SP Diagnostics Tool - Part 3 of 3

In Part 1 and Part 2 we have seen reports on performance and HTTP requests. There are other reports also available out of the box to help diagnose performance issues and report usage patterns.

Failed User Requests

These are user requests that failed or that were so slow that users might have assumed they failed.

Select a failed request to fetch its trace logs. Look for traces that mention a failure in some component of the system. If the cause is not apparent then look at the Windows Events report for signs of a system failure on the server or in IIS.

If a request failed because it was too slow, look for a gap in the log, that might be highlighted. If the lines before the gap indicate that the delay occurred in SQL Server then this request was most likely a lock victim. Look at the SQL Blocking report to find the blocking query that is the root cause of the issue.

Some requests, such as downloads of large files, can be expected to be slow.

Crashes

This report displays all of the IIS worker process crashes that occurred in the specified time range. After a row is selected in the top report, the last few seconds of traces from the crashing process are displayed in the bottom panel. These traces might indicate why the crash occurred.

Crashes can significantly affect availability. The availability report might underestimate the effect of crashes because requests that are being executed at the time of a crash are not recorded. Even when a crash does not noticeably affect availability, it could lead to data loss or other problems and should be investigated.

Usage Report group

The Usage Report group contains several reports that display information about farm usage trends and issues.

Requests Per URL

This report displays the most frequently requested URLs. You can use this report to identify pages that are often accessed and therefore might be high-priority candidates for optimization.

Requests Per User

This report displays the percentage of requests made by the most common user accounts. Some system accounts, such as the search crawler service account, might be expected to generate many requests. At certain times, individual users might also perform operations that create an unexpected peak in resource usage.

Application Workload

This report displays the time spent serving requests from various client applications in a given time range. The report provides an estimate of which resources are being consumed by client requests. The report might indicate the following considerations:

  • High total durations indicate a need for additional memory on the Web servers.
  • High SQL Server process durations imply high SQL I/O or processor usage, or that requests from client applications might be blocked by other queries.
  • High Web server durations might indicate high processor usage on the farm Web servers.

Requests per Site

This report displays the percentage of requests made to each site in the farm.

Saving Reports and Exporting Graphs and Reports

You can save the reports by clicking on the "Save" button then give a name. The report is saved in the Custom Section in the Reports panel.

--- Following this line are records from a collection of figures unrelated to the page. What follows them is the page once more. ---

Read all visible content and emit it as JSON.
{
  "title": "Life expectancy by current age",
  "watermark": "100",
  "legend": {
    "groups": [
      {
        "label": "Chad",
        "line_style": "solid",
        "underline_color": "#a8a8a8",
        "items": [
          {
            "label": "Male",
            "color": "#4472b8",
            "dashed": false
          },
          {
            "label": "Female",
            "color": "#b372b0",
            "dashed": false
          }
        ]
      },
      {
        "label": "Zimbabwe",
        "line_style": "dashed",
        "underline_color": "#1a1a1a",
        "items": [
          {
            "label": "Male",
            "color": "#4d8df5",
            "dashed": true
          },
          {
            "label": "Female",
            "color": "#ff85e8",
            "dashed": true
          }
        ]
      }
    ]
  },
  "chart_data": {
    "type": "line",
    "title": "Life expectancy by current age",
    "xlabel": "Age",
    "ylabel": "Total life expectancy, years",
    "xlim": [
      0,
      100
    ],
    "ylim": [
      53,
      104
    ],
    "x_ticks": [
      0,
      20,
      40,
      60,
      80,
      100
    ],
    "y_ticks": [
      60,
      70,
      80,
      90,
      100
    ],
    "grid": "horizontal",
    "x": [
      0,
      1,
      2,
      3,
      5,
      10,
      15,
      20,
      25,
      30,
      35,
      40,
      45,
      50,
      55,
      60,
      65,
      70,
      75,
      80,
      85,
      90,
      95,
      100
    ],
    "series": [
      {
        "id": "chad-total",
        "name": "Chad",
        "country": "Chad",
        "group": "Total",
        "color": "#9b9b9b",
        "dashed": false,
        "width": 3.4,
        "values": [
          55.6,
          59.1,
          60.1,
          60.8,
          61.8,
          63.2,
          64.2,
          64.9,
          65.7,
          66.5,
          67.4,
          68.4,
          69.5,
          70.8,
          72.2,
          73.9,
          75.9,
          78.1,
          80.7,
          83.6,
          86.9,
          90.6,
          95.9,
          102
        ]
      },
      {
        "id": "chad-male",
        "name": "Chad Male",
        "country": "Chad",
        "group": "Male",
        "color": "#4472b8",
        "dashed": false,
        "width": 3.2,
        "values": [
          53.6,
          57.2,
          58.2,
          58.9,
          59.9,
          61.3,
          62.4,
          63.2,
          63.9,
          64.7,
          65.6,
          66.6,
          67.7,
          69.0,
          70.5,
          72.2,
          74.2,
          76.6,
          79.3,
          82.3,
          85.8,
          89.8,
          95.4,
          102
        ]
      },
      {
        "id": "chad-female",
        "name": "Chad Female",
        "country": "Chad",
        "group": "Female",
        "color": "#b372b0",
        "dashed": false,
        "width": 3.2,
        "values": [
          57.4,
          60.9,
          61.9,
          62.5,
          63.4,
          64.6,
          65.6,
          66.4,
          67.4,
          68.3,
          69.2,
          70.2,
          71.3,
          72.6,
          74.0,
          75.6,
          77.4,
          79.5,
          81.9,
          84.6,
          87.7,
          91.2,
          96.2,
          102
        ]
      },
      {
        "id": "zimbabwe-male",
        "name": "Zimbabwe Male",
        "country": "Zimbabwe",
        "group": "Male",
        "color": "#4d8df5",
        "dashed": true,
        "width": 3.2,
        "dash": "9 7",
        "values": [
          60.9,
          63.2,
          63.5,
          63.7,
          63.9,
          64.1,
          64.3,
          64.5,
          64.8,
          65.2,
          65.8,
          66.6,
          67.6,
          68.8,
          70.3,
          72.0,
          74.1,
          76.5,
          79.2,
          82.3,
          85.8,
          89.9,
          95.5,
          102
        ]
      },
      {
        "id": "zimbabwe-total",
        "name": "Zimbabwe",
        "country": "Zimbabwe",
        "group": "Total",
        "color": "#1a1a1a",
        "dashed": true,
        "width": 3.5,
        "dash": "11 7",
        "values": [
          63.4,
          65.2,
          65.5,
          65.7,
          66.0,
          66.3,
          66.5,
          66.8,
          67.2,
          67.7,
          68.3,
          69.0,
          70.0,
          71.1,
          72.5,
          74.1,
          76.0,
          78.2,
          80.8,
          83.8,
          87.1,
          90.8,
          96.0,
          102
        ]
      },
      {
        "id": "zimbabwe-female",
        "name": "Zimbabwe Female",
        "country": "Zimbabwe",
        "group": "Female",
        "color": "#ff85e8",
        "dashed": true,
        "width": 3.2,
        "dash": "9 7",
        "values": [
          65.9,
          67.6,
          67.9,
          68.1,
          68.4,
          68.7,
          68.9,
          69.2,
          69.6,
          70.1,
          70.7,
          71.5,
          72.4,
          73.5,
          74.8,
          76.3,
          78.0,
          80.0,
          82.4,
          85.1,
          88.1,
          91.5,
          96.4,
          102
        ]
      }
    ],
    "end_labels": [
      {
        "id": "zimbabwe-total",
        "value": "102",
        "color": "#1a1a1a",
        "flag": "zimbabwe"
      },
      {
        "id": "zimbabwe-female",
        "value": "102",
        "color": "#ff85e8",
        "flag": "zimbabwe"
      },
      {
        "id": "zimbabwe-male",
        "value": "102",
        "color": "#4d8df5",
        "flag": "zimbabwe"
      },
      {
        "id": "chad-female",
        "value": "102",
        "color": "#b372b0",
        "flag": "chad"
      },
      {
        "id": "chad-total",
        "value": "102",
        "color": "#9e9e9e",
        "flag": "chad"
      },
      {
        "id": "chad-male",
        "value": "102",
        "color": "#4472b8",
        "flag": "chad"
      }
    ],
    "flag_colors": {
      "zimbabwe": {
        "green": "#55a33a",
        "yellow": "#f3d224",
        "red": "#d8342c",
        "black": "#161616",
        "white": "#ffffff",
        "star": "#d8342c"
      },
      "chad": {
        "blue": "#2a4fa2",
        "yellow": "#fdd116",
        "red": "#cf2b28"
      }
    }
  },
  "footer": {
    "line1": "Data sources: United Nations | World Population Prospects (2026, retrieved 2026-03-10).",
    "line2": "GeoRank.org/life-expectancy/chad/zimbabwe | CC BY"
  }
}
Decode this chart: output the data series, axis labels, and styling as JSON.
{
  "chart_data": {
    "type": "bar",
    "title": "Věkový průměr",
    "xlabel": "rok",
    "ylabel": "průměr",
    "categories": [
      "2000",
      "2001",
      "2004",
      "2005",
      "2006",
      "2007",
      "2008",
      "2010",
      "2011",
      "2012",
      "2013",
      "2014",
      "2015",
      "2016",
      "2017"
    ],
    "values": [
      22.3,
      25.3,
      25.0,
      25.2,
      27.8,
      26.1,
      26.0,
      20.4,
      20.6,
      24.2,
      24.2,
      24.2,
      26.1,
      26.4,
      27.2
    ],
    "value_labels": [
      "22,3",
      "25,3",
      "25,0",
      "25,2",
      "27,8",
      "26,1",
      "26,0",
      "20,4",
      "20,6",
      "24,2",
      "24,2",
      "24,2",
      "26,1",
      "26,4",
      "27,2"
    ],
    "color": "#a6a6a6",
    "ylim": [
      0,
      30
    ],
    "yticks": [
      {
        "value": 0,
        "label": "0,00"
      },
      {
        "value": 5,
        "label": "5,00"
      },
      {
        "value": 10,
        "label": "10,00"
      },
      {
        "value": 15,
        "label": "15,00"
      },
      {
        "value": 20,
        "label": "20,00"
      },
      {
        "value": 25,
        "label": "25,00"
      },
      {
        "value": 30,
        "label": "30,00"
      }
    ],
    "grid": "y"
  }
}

SP-Diagnostics-Saving-and-Exporting-Reports.jpg

Figure 12: SP Diagnostics: Saving and Exporting Reports

You can also click on "Export Report to a .csv file or the Graph as a .png file" and use it for further analysis or reporting purposes.

Saving Snapshot of data

You can take a snapshot of all the logs or only the current reports depending on your needs. Once snapshot is taken it can be taken offline from the production system for further research and analaysis.

SP-Diagnostics-Snapshot-of-Farm-State.jpg

Figure 13: SP Diagnostics: Snapshot of Farm State

After you provide the export directory the entire data from the usage database and ULS Logs for the given timeframe is exported to that location. This will enable taking the data offline and extracting reports from it without affecting the production systems.

Summary

SPDiag is a required tool for a SharePoint Administrator making their life easier to diagnose obscure issues that just mention the correlation id in the message box.